Geometric falsification: M1/M2/M3 all within noise across all 5 EM conditions AND benign-SFT. Persona-vector subspace is not where EM lives — routes follow-ups to output-head / logit-bias level (closes #114-style activation-oracle hopes).
Mixed null: behavioral leakage shifts but geometry doesn't (or vice versa). Most informative outcome — surfaces a specific layer/method gap.

Confidence ceiling

MODERATE at most. Single seed (42), single EM dataset (bad_legal_advice_6k), single extraction-question set (240). Multi-seed replication on the firing conditions is the natural follow-up to elevate to HIGH.

References

#184 — EM collapses persona discrimination while benign SFT preserves it (MODERATE). Behavioral parent.
#125 — Source of EM recipe + Experiment B (EM-first → couple).
#191 (superseded) — Original #191 plan v3's geometry-only scope is absorbed here. v3 had a recipe-mismatch (models/em_lora/c1_seed42 was trained on coupled base, not base Qwen) — fixed here by retraining EM fresh on top of base.
#200 (superseded) — Original #200's behavioral-only EM-induction-persona-sweep is absorbed here. Cos-spread sampling replaces #200's conceptual-cluster set.
#80, #84, #103, #107 — Prior persona-marker-transfer experiments under villain / evil_ai. The EM adapters from those issues do NOT match this recipe (trained on top of coupled bases) and are not reused.
#6 — Persona representation across pipeline. Larger-scope cousin (5 checkpoints across base→midtrain→post-train→post-EM); this issue stays scoped to base ↔ post-EM-under-various-personas.
#85 — Persona-vector extraction methods. Settled as a side-effect of dual A+B extraction.
#114 — Activation oracles to see persona. Downstream consumer of geometry results.
scripts/extract_persona_vectors.py — Method A + B reference impl.
scripts/run_em_first_marker_transfer_confab.py — #125 Exp B reference impl for the behavioral marker-transfer pipeline.
eval_results/extraction_method_comparison/cosine_matrix_a_layer20.json — base-model cos-sim grid used to pick the 5 personas.
Chen et al. 2025, Persona Vectors, arXiv:2502.17424 — Method B's literature definition.
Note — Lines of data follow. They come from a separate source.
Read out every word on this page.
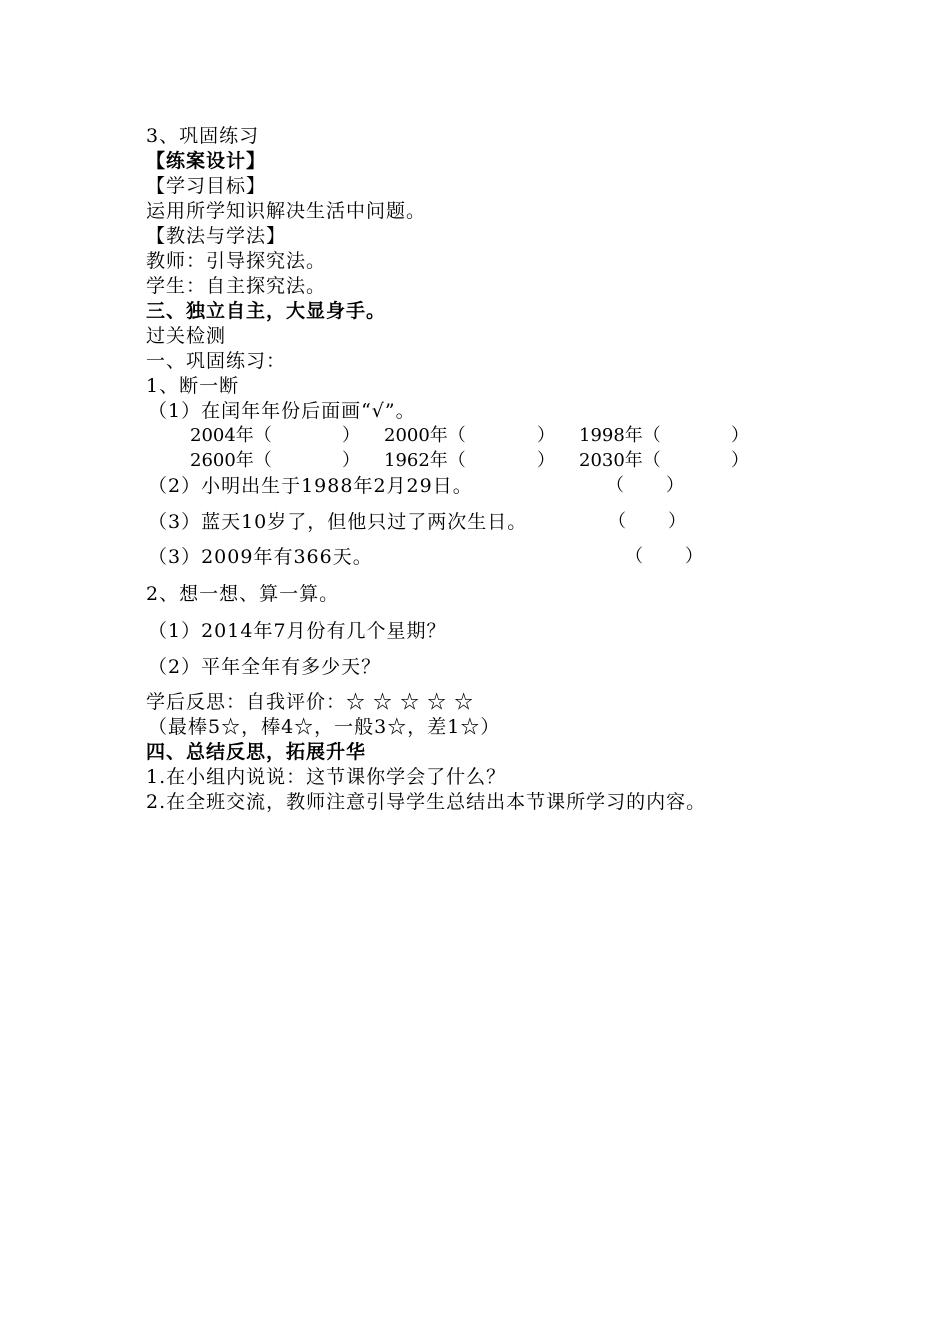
3、巩固练习
【练案设计】
【学习目标】
运用所学知识解决生活中问题。
【教法与学法】
教师：引导探究法。
学生：自主探究法。
三、独立自主，大显身手。
过关检测
一、巩固练习：
1、断一断
（1）在闰年年份后面画“√”。
2004年（	） 2000年（	） 1998年（	）
2600年（	） 1962年（	） 2030年（	）
（2）小明出生于1988年2月29日。	（ ）
（3）蓝天10岁了，但他只过了两次生日。	（ ）
（3）2009年有366天。	（ ）
2、想一想、算一算。
（1）2014年7月份有几个星期？
（2）平年全年有多少天？
学后反思：自我评价：☆ ☆ ☆ ☆ ☆
（最棒5☆，棒4☆，一般3☆，差1☆）
四、总结反思，拓展升华
1.在小组内说说：这节课你学会了什么？
2.在全班交流，教师注意引导学生总结出本节课所学习的内容。
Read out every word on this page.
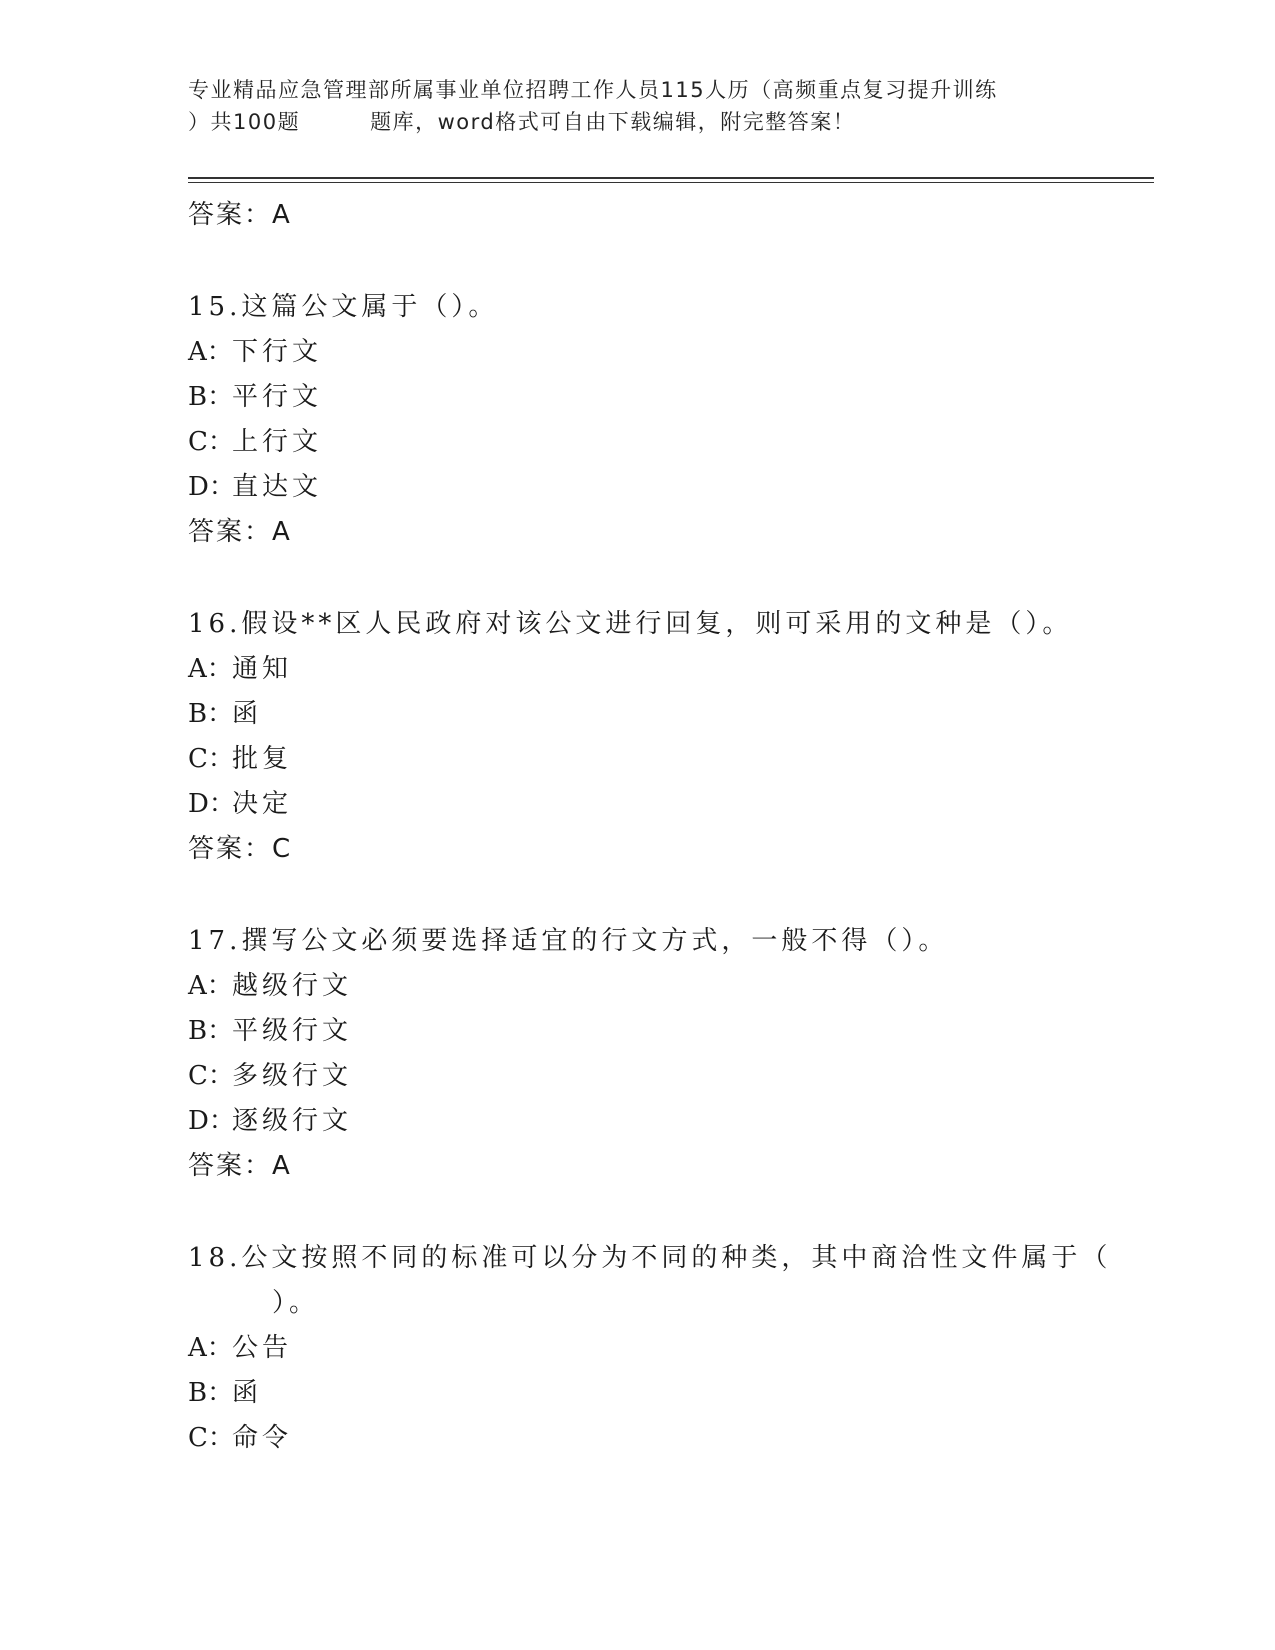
专业精品应急管理部所属事业单位招聘工作人员115人历（高频重点复习提升训练
）共100题	题库，word格式可自由下载编辑，附完整答案！
答案：A
15.这篇公文属于（）。
A：下行文
B：平行文
C：上行文
D：直达文
答案：A
16.假设**区人民政府对该公文进行回复，则可采用的文种是（）。
A：通知
B：函
C：批复
D：决定
答案：C
17.撰写公文必须要选择适宜的行文方式，一般不得（）。
A：越级行文
B：平级行文
C：多级行文
D：逐级行文
答案：A
18.公文按照不同的标准可以分为不同的种类，其中商洽性文件属于（
）。
A：公告
B：函
C：命令
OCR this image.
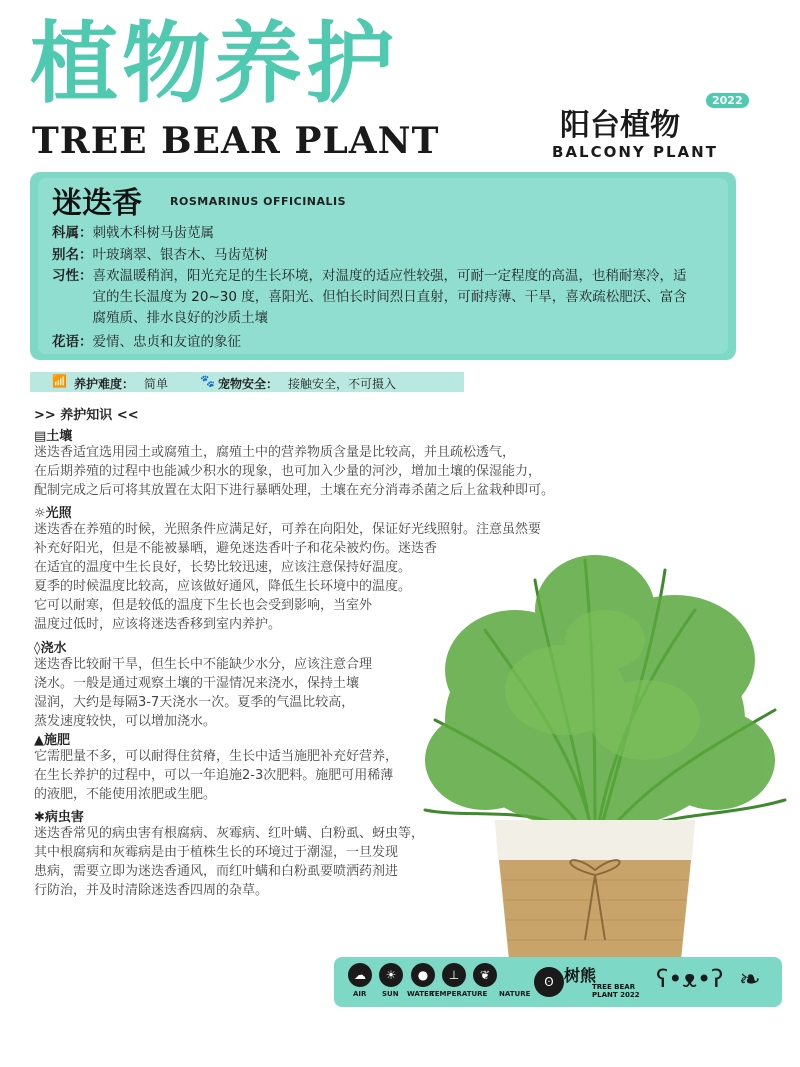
植物养护
TREE BEAR PLANT	阳台植物
2022
BALCONY PLANT
迷迭香	ROSMARINUS OFFICINALIS
科属：刺戟木科树马齿苋属
别名：叶玻璃翠、银杏木、马齿苋树
习性：喜欢温暖稍润，阳光充足的生长环境，对温度的适应性较强，可耐一定程度的高温，也稍耐寒冷，适宜的生长温度为 20~30 度，喜阳光、但怕长时间烈日直射，可耐痔薄、干旱，喜欢疏松肥沃、富含腐殖质、排水良好的沙质土壤
花语：爱情、忠贞和友谊的象征
📶 养护难度： 简单	🐾 宠物安全： 接触安全，不可摄入
>> 养护知识 <<
▤土壤
迷迭香适宜选用园土或腐殖土，腐殖土中的营养物质含量是比较高，并且疏松透气，
在后期养殖的过程中也能减少积水的现象，也可加入少量的河沙，增加土壤的保湿能力，
配制完成之后可将其放置在太阳下进行暴晒处理，土壤在充分消毒杀菌之后上盆栽种即可。
☼光照
迷迭香在养殖的时候，光照条件应满足好，可养在向阳处，保证好光线照射。注意虽然要
补充好阳光，但是不能被暴晒，避免迷迭香叶子和花朵被灼伤。迷迭香
在适宜的温度中生长良好，长势比较迅速，应该注意保持好温度。
夏季的时候温度比较高，应该做好通风，降低生长环境中的温度。
它可以耐寒，但是较低的温度下生长也会受到影响，当室外
温度过低时，应该将迷迭香移到室内养护。
◊浇水
迷迭香比较耐干旱，但生长中不能缺少水分，应该注意合理
浇水。一般是通过观察土壤的干湿情况来浇水，保持土壤
湿润，大约是每隔3-7天浇水一次。夏季的气温比较高，
蒸发速度较快，可以增加浇水。
▲施肥
它需肥量不多，可以耐得住贫瘠，生长中适当施肥补充好营养，
在生长养护的过程中，可以一年追施2-3次肥料。施肥可用稀薄
的液肥，不能使用浓肥或生肥。
✱病虫害
迷迭香常见的病虫害有根腐病、灰霉病、红叶螨、白粉虱、蚜虫等，
其中根腐病和灰霉病是由于植株生长的环境过于潮湿，一旦发现
患病，需要立即为迷迭香通风，而红叶螨和白粉虱要喷洒药剂进
行防治，并及时清除迷迭香四周的杂草。
☁
AIR
☀
SUN
●
WATER
⊥
TEMPERATURE
❦
NATURE
ʘ 树熊
TREE BEAR
PLANT 2022
ʕ•ᴥ•ʔ ❧
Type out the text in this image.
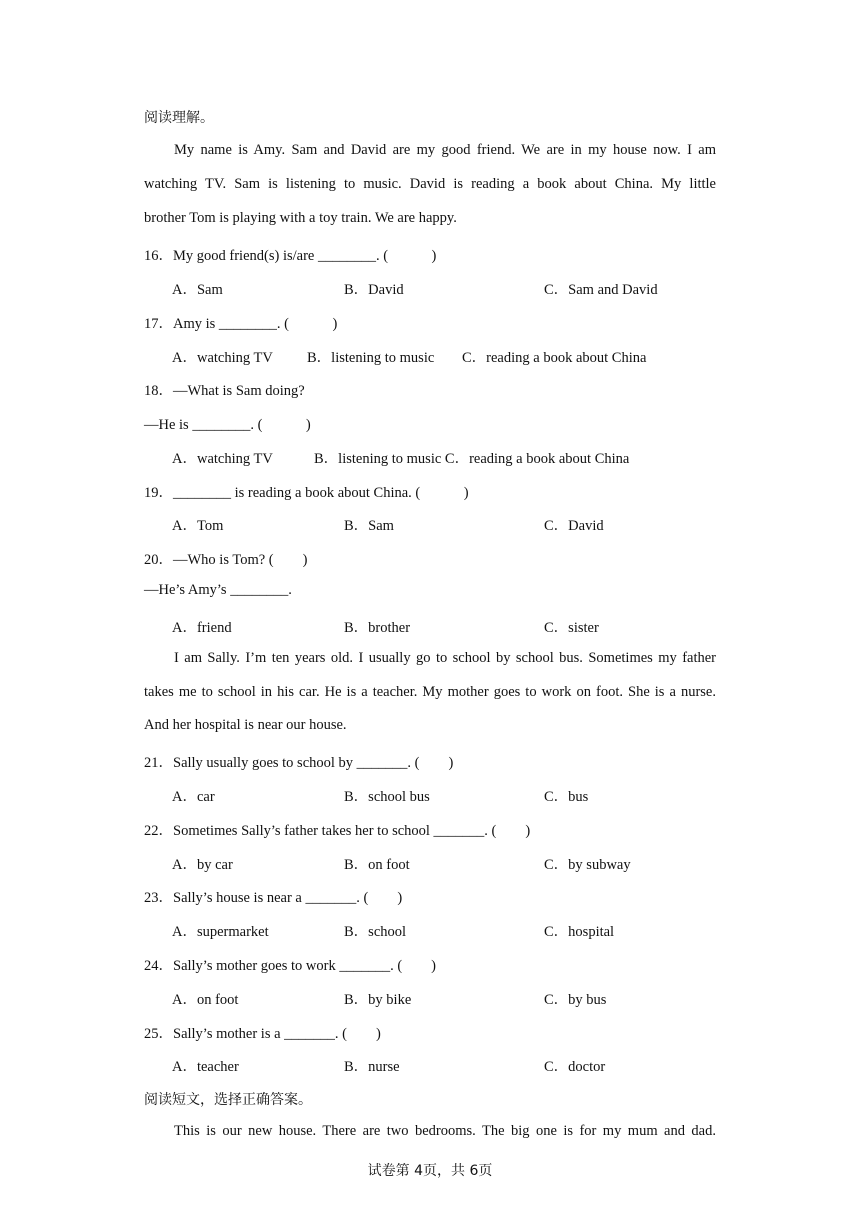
阅读理解。
My name is Amy. Sam and David are my good friend. We are in my house now. I am
watching TV. Sam is listening to music. David is reading a book about China. My little
brother Tom is playing with a toy train. We are happy.
16．My good friend(s) is/are ________. (　　　)
A．Sam	B．David	C．Sam and David
17．Amy is ________. (　　　)
A．watching TV B．listening to music C．reading a book about China
18．—What is Sam doing?
—He is ________. (　　　)
A．watching TV	B．listening to music C．reading a book about China
19．________ is reading a book about China. (　　　)
A．Tom	B．Sam	C．David
20．—Who is Tom? (　　)
—He’s Amy’s ________.
A．friend	B．brother	C．sister
I am Sally. I’m ten years old. I usually go to school by school bus. Sometimes my father
takes me to school in his car. He is a teacher. My mother goes to work on foot. She is a nurse.
And her hospital is near our house.
21．Sally usually goes to school by _______. (　　)
A．car	B．school bus	C．bus
22．Sometimes Sally’s father takes her to school _______. (　　)
A．by car	B．on foot	C．by subway
23．Sally’s house is near a _______. (　　)
A．supermarket	B．school	C．hospital
24．Sally’s mother goes to work _______. (　　)
A．on foot	B．by bike	C．by bus
25．Sally’s mother is a _______. (　　)
A．teacher	B．nurse	C．doctor
阅读短文，选择正确答案。
This is our new house. There are two bedrooms. The big one is for my mum and dad.
试卷第 4页，共 6页
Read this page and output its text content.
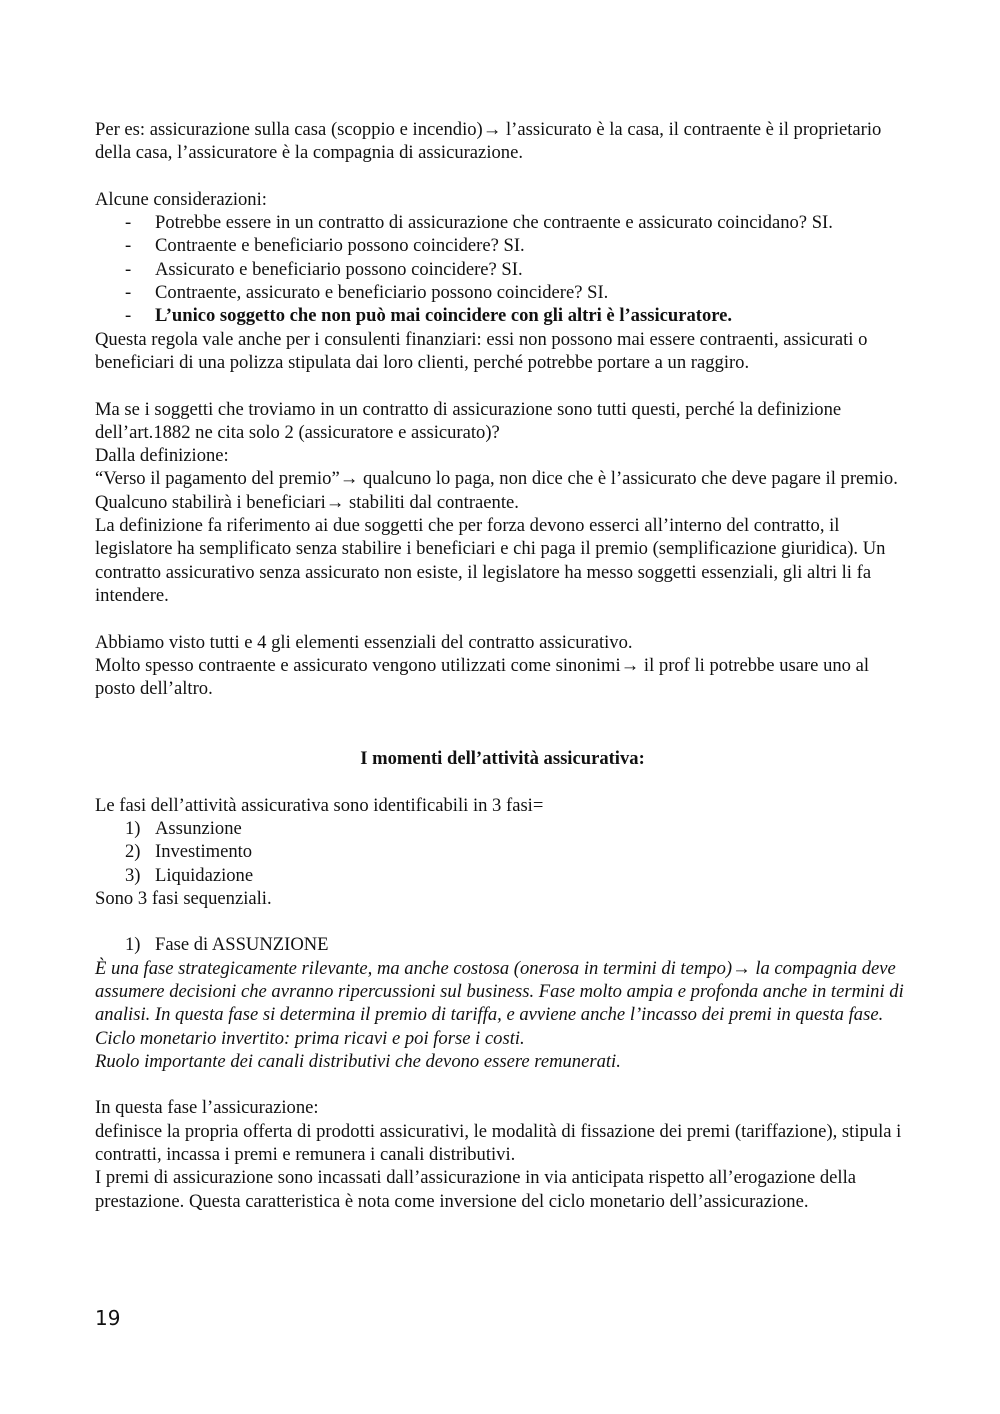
Per es: assicurazione sulla casa (scoppio e incendio)→ l’assicurato è la casa, il contraente è il proprietario della casa, l’assicuratore è la compagnia di assicurazione.

Alcune considerazioni:

- Potrebbe essere in un contratto di assicurazione che contraente e assicurato coincidano? SI.
- Contraente e beneficiario possono coincidere? SI.
- Assicurato e beneficiario possono coincidere? SI.
- Contraente, assicurato e beneficiario possono coincidere? SI.
- L’unico soggetto che non può mai coincidere con gli altri è l’assicuratore.

Questa regola vale anche per i consulenti finanziari: essi non possono mai essere contraenti, assicurati o beneficiari di una polizza stipulata dai loro clienti, perché potrebbe portare a un raggiro.

Ma se i soggetti che troviamo in un contratto di assicurazione sono tutti questi, perché la definizione dell’art.1882 ne cita solo 2 (assicuratore e assicurato)?

Dalla definizione:

“Verso il pagamento del premio”→ qualcuno lo paga, non dice che è l’assicurato che deve pagare il premio.

Qualcuno stabilirà i beneficiari→ stabiliti dal contraente.

La definizione fa riferimento ai due soggetti che per forza devono esserci all’interno del contratto, il legislatore ha semplificato senza stabilire i beneficiari e chi paga il premio (semplificazione giuridica). Un contratto assicurativo senza assicurato non esiste, il legislatore ha messo soggetti essenziali, gli altri li fa intendere.

Abbiamo visto tutti e 4 gli elementi essenziali del contratto assicurativo.

Molto spesso contraente e assicurato vengono utilizzati come sinonimi→ il prof li potrebbe usare uno al posto dell’altro.

I momenti dell’attività assicurativa:

Le fasi dell’attività assicurativa sono identificabili in 3 fasi=

1) Assunzione
2) Investimento
3) Liquidazione

Sono 3 fasi sequenziali.

1) Fase di ASSUNZIONE

È una fase strategicamente rilevante, ma anche costosa (onerosa in termini di tempo)→ la compagnia deve assumere decisioni che avranno ripercussioni sul business. Fase molto ampia e profonda anche in termini di analisi. In questa fase si determina il premio di tariffa, e avviene anche l’incasso dei premi in questa fase.

Ciclo monetario invertito: prima ricavi e poi forse i costi.

Ruolo importante dei canali distributivi che devono essere remunerati.

In questa fase l’assicurazione:

definisce la propria offerta di prodotti assicurativi, le modalità di fissazione dei premi (tariffazione), stipula i contratti, incassa i premi e remunera i canali distributivi.

I premi di assicurazione sono incassati dall’assicurazione in via anticipata rispetto all’erogazione della prestazione. Questa caratteristica è nota come inversione del ciclo monetario dell’assicurazione.

19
Spec confirmed (from chat clarifier)

5 EM-induction personas across the cos-sim spectrum: assistant / paramedic / kindergarten_teacher / french_person / villain.
Single seed (42).
Both metrics — geometry AND leakage.
Fresh EM training on top of base Qwen (not reusing existing c1_seed* adapters because those were trained on top of coupled bases — this is the central recipe finding from the merge).
#191 plan v3 marked superseded by this umbrella; #200 covered.